I’ve been playing with the Wilcoxon signed-rank test and come with a curious result that hopefully someone can explain.
My understanding is that differentiating a sequence of independent random numbers simply doubles the variance, so $N(0,\sqrt{2})$ is equivalent $\textrm{diff }N(0,1)$. In Python terms the underlying distributions of np.random.randn(1000)*np.sqrt(2) and np.diff(np.random.randn(1001) are equivalent.
However, I get very different effects when I compare each distribution to $N(0,1)$. Because the means are equivalent, the null hypothesis is true and I would expect the p values to be uniformly distributed between 0 and 1.
This is the case when I compare $N(0,1)$ and $N(0,\sqrt{2})$. With 10,000 tests, around 100 false positives are triggered for p<0.01, as expected.
import numpy as np
import matplotlib.pyplot as plt
num_trials = 10000
wilcoxon_p = [stats.wilcoxon(np.random.randn(1000)*np.sqrt(2),
np.random.randn(1000)).pvalue for _ in xrange(num_trials)]
plt.figure()
plt.hist(wilcoxon_p, bins=100)
plt.title('Two Normal Distributions')
plt.xlabel('P value')
The p-value is uniformly distributed comparing N(0,1) and N(0,sqrt(2)
However, when $N(0,1)$ and $\textrm{diff }N(0,1)$ are compared, no false positives are triggered and the distribution of p values is very different.
num_trials = 10000
wilcoxon_p = [stats.wilcoxon(np.diff(np.random.randn(1001)),
np.random.randn(1000)).pvalue for _ in xrange(num_trials)]
plt.figure()
plt.hist(wilcoxon_p, bins=100)
plt.title('A normal and differentiated normal distribution.')
plt.xlabel('P value')
The P values appear linearly distributed between zero and one comparing N(0,1) and diff(N(0,1)).
I don’t understand what can be causing this effect.
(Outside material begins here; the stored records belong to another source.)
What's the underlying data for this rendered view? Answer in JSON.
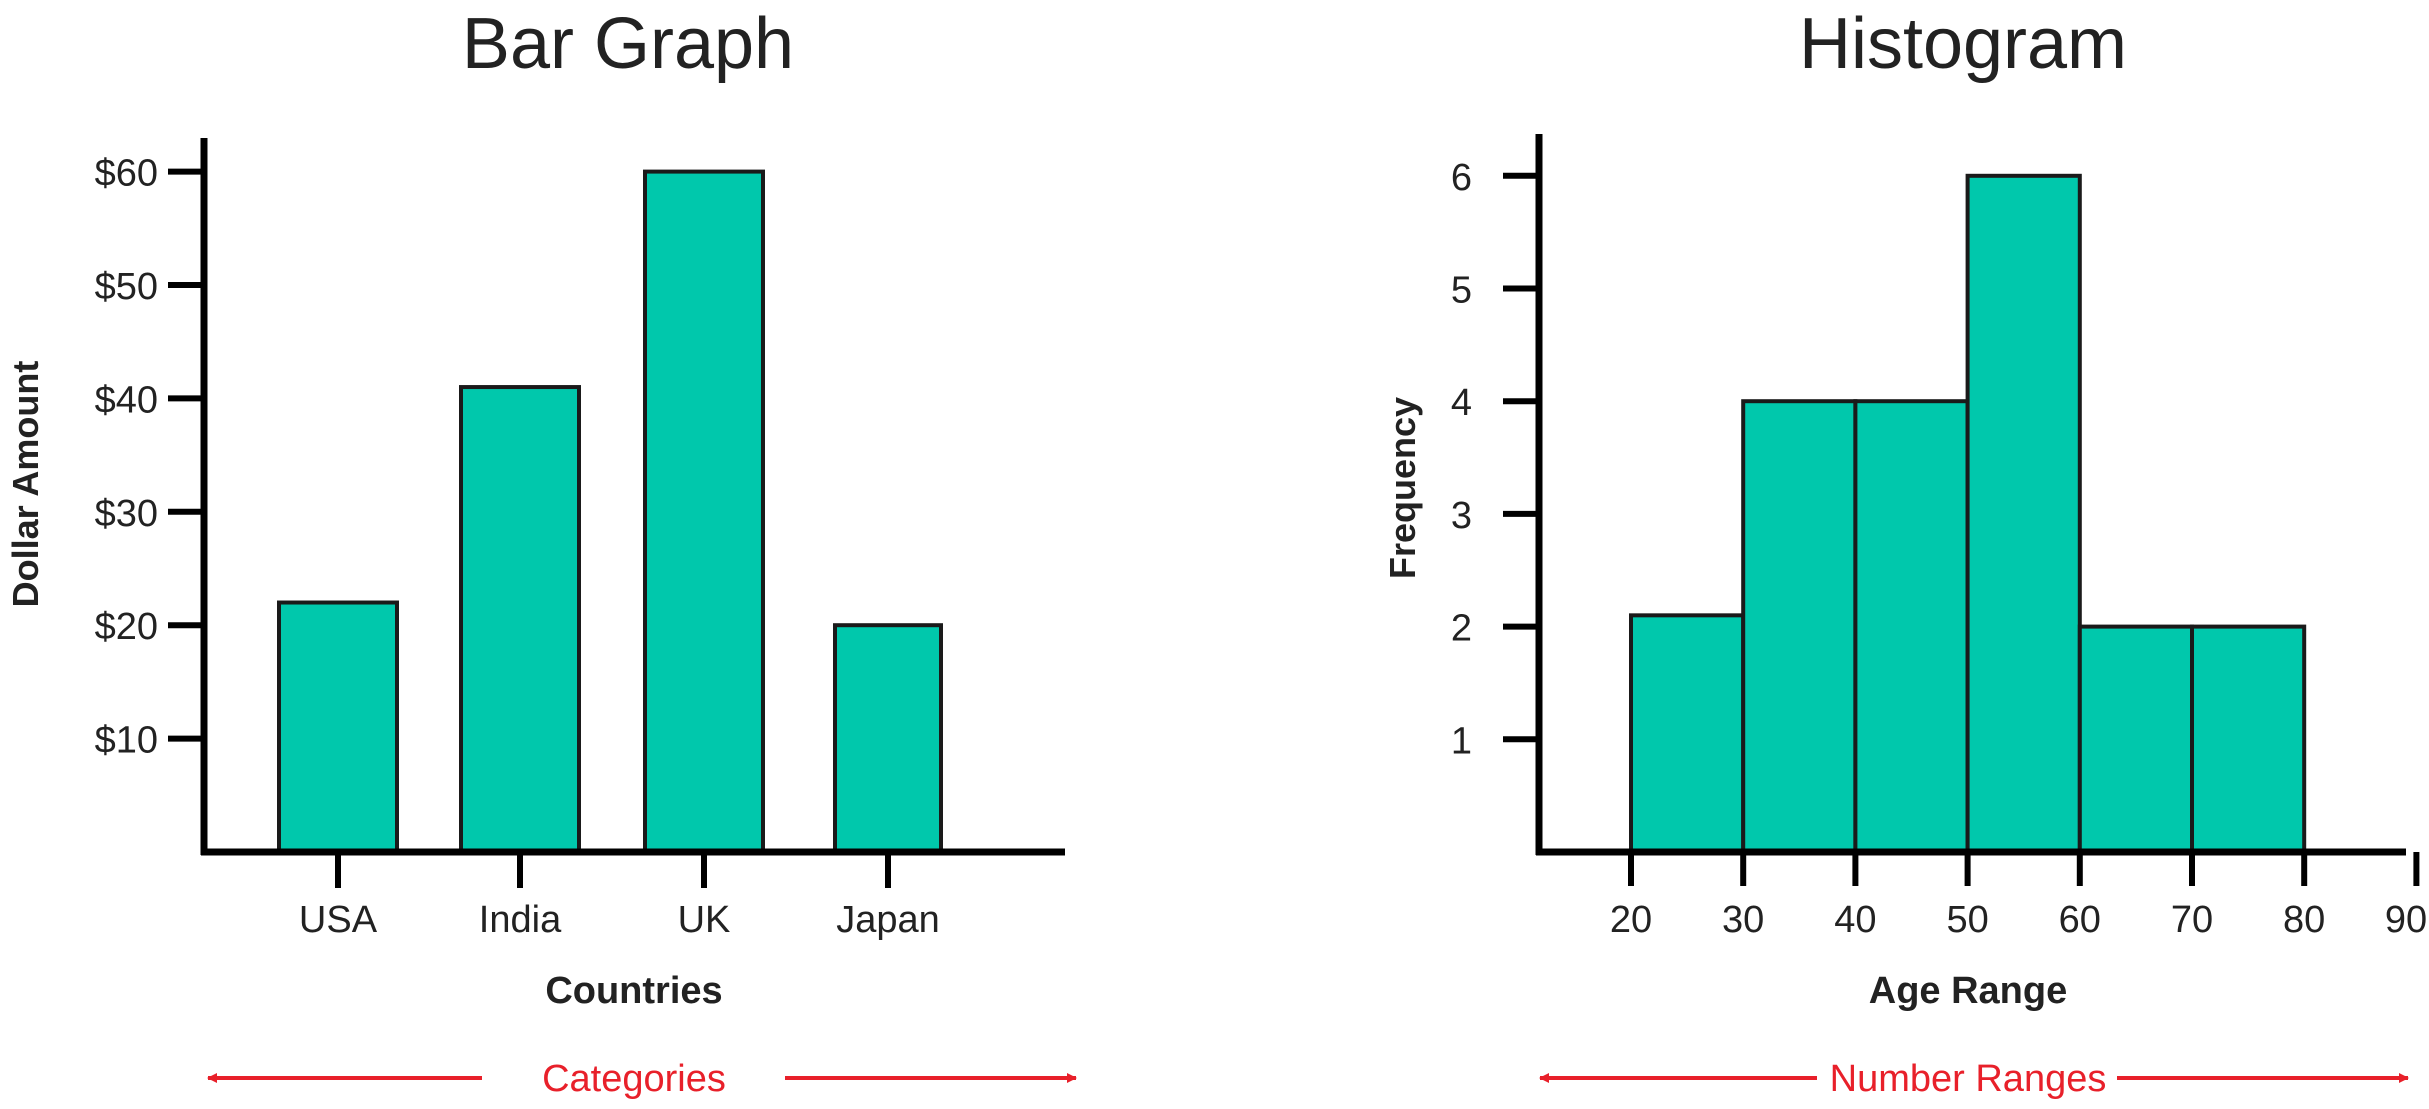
{
  "colors": {
    "bar_fill": "#00c8ac",
    "bar_stroke": "#1a1a1a",
    "axis": "#000000",
    "text": "#222222",
    "annotation": "#e8202a"
  },
  "chart_data": [
    {
      "type": "bar",
      "title": "Bar Graph",
      "xlabel": "Countries",
      "ylabel": "Dollar Amount",
      "categories": [
        "USA",
        "India",
        "UK",
        "Japan"
      ],
      "values": [
        22,
        41,
        60,
        20
      ],
      "yticks": [
        10,
        20,
        30,
        40,
        50,
        60
      ],
      "ytick_labels": [
        "$10",
        "$20",
        "$30",
        "$40",
        "$50",
        "$60"
      ],
      "ylim": [
        0,
        66
      ],
      "grid": false,
      "annotation": "Categories"
    },
    {
      "type": "bar",
      "title": "Histogram",
      "xlabel": "Age Range",
      "ylabel": "Frequency",
      "bins": [
        [
          20,
          30
        ],
        [
          30,
          40
        ],
        [
          40,
          50
        ],
        [
          50,
          60
        ],
        [
          60,
          70
        ],
        [
          70,
          80
        ]
      ],
      "values": [
        2.1,
        4,
        4,
        6,
        2,
        2
      ],
      "xticks": [
        20,
        30,
        40,
        50,
        60,
        70,
        80,
        90
      ],
      "xtick_labels": [
        "20",
        "30",
        "40",
        "50",
        "60",
        "70",
        "80",
        "90"
      ],
      "yticks": [
        1,
        2,
        3,
        4,
        5,
        6
      ],
      "ytick_labels": [
        "1",
        "2",
        "3",
        "4",
        "5",
        "6"
      ],
      "xlim": [
        11.5,
        90
      ],
      "ylim": [
        0,
        6.6
      ],
      "grid": false,
      "annotation": "Number Ranges"
    }
  ]
}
I get similar results when using MATLAB, so I expect the effect to be mathematical, not programming language specific. It doesn’t appear to be simply an issue with converting between the test statistic and p values, as that should be comparable between the two systems.
If it helps at all, I observed a similar effect in the Mann-Whitney U test.
Can someone explain where this difference comes from?
Found the answer to my own question after digging around. I had violated the assumption that each sample is independent of other samples. $\textrm{diff }N(0,1)$ is identically distributed to $N(0,\sqrt{2})$, but its samples are not independent, violating the assumptions of the test.
The expected behavior was seen when sampling every other difference (and thus, avoiding the correlation between adjacent samples). In pythonic form,
np.random.randn(1000)*np.sqrt(2)is equivalent tonp.diff(np.random.randn(2001))[0:-1:2].